Jéssica resgata o momento de condenação do Brasil pela Corte Interamericana de Direitos Humanos (CIDH) nos casos de Maria da Penha e Márcia Barbosa. “Em 2006, a Lei Maria da Penha passou a instituir várias diretrizes para amparar as mulheres, como atuação de delegada mulher no caso e tratamento multidisciplinar no atendimento às vítimas. Com a lei, outras resoluções começaram a borbulhar, uma vez que o Brasil passou a aderir a diversas convenções e tratados internacionais contra a violência à mulher.”

No relatório da condenação pelo caso de Márcia Barbosa, o Brasil também recebeu a recomendação para estabelecer protocolos com diretrizes para melhor investigação nos processos. “O caso da Márcia foi pior na questão da investigação porque o assassino era um deputado. Então, várias coisas foram ocultadas durante a coleta de provas”, conta Jéssica. 

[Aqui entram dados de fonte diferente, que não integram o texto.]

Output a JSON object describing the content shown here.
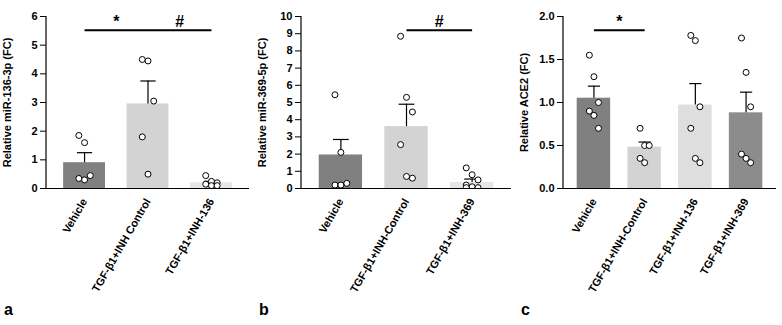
{
  "chart_data": [
    {
      "type": "bar",
      "title": "a",
      "y_label": "Relative miR-136-3p (FC)",
      "categories": [
        "Vehicle",
        "TGF-β1+INH Control",
        "TGF-β1+INH-136"
      ],
      "values": [
        0.9,
        2.95,
        0.2
      ],
      "errors": [
        0.35,
        0.8,
        0.05
      ],
      "points": [
        [
          1.85,
          1.6,
          0.45,
          0.35,
          0.3
        ],
        [
          4.5,
          4.45,
          3.05,
          1.8,
          0.5
        ],
        [
          0.45,
          0.25,
          0.2,
          0.15,
          0.1,
          0.1
        ]
      ],
      "colors": [
        "#808080",
        "#d3d3d3",
        "#e6e6e6"
      ],
      "ylim": [
        0,
        6
      ],
      "yticks": [
        0,
        1,
        2,
        3,
        4,
        5,
        6
      ],
      "annotations": [
        {
          "text": "*",
          "from": "Vehicle",
          "to": "TGF-β1+INH Control"
        },
        {
          "text": "#",
          "from": "TGF-β1+INH Control",
          "to": "TGF-β1+INH-136"
        }
      ]
    },
    {
      "type": "bar",
      "title": "b",
      "y_label": "Relative miR-369-5p (FC)",
      "categories": [
        "Vehicle",
        "TGF-β1+INH-Control",
        "TGF-β1+INH-369"
      ],
      "values": [
        1.95,
        3.6,
        0.35
      ],
      "errors": [
        0.9,
        1.3,
        0.2
      ],
      "points": [
        [
          5.45,
          2.1,
          0.3,
          0.2,
          0.2
        ],
        [
          8.85,
          5.3,
          4.45,
          2.55,
          0.7,
          0.6
        ],
        [
          1.2,
          0.8,
          0.5,
          0.2,
          0.1,
          0.05,
          0.05
        ]
      ],
      "colors": [
        "#808080",
        "#d3d3d3",
        "#e6e6e6"
      ],
      "ylim": [
        0,
        10
      ],
      "yticks": [
        0,
        1,
        2,
        3,
        4,
        5,
        6,
        7,
        8,
        9,
        10
      ],
      "annotations": [
        {
          "text": "#",
          "from": "TGF-β1+INH-Control",
          "to": "TGF-β1+INH-369"
        }
      ]
    },
    {
      "type": "bar",
      "title": "c",
      "y_label": "Relative ACE2 (FC)",
      "categories": [
        "Vehicle",
        "TGF-β1+INH-Control",
        "TGF-β1+INH-136",
        "TGF-β1+INH-369"
      ],
      "values": [
        1.05,
        0.48,
        0.97,
        0.88
      ],
      "errors": [
        0.14,
        0.06,
        0.25,
        0.24
      ],
      "points": [
        [
          1.55,
          1.3,
          1.0,
          0.9,
          0.85,
          0.7
        ],
        [
          0.7,
          0.5,
          0.5,
          0.35,
          0.3
        ],
        [
          1.78,
          1.72,
          0.95,
          0.7,
          0.35,
          0.3
        ],
        [
          1.75,
          1.35,
          0.95,
          0.4,
          0.35,
          0.3
        ]
      ],
      "colors": [
        "#808080",
        "#d3d3d3",
        "#dedede",
        "#8c8c8c"
      ],
      "ylim": [
        0,
        2
      ],
      "yticks": [
        {
          "value": 0,
          "label": "0.0"
        },
        0.5,
        {
          "value": 1,
          "label": "1.0"
        },
        1.5,
        {
          "value": 2,
          "label": "2.0"
        }
      ],
      "annotations": [
        {
          "text": "*",
          "from": "Vehicle",
          "to": "TGF-β1+INH-Control"
        }
      ]
    }
  ]
}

A pesquisadora acredita que resoluções como o Protocolo para Julgamento com Perspectiva de Gênero teriam sido elaboradas mesmo sem as condenações na CIDH, porque já existia uma movimentação do Conselho Nacional de Justiça. “É um movimento institucional: vem de dentro e não só por influência externa. Veio do CNJ e depois pelo compromisso do Brasil ao ODS 5 — objetivos de desenvolvimento da ONU para a igualdade de gênero”. 

Em Janeiro deste ano, o CNJ lançou um banco no qual é possível consultar as decisões que mencionam o protocolo. O site permite filtrar os processos por ramo da justiça ou assunto principal, conferir a quantidade de cada categoria e consultar as ementas ou teor inteiro das decisões. “Quando eu fechei a dissertação, em janeiro, tinham 26 decisões cadastradas. Agora, esse número já é bem maior”, diz a advogada. Na data de publicação desta matéria, o site registrava 2095 sentenças cadastradas. 

A advogada acrescenta que existem organizações dos próprios magistrados sobre a questão: “Há grupos de juízas que se reúnem para estudar assuntos sobre gênero. São associações em que elas mesmas se organizam para discutir esses temas. Elas, por serem mulheres, também são de alguma forma atingidas por esses preconceitos e por essa misoginia, que podemos dizer que é estrutural. Tanto é que várias juízas fizeram parte da elaboração do protocolo. Na primeira parte, o foco é que isso seja incorporado no dia a dia de todos os juízes”. 

Ela revela o desejo de continuar pesquisando o tema e conta que realizou a inscrição para tornar-se aluna especial na Faculdade de Direito (FD) da USP: “Eu ainda quero entrevistar os juízes e analisar mais profundamente as aplicações e fundamentações. Pretendo continuar estudando esse assunto com um viés um pouco mais processual”.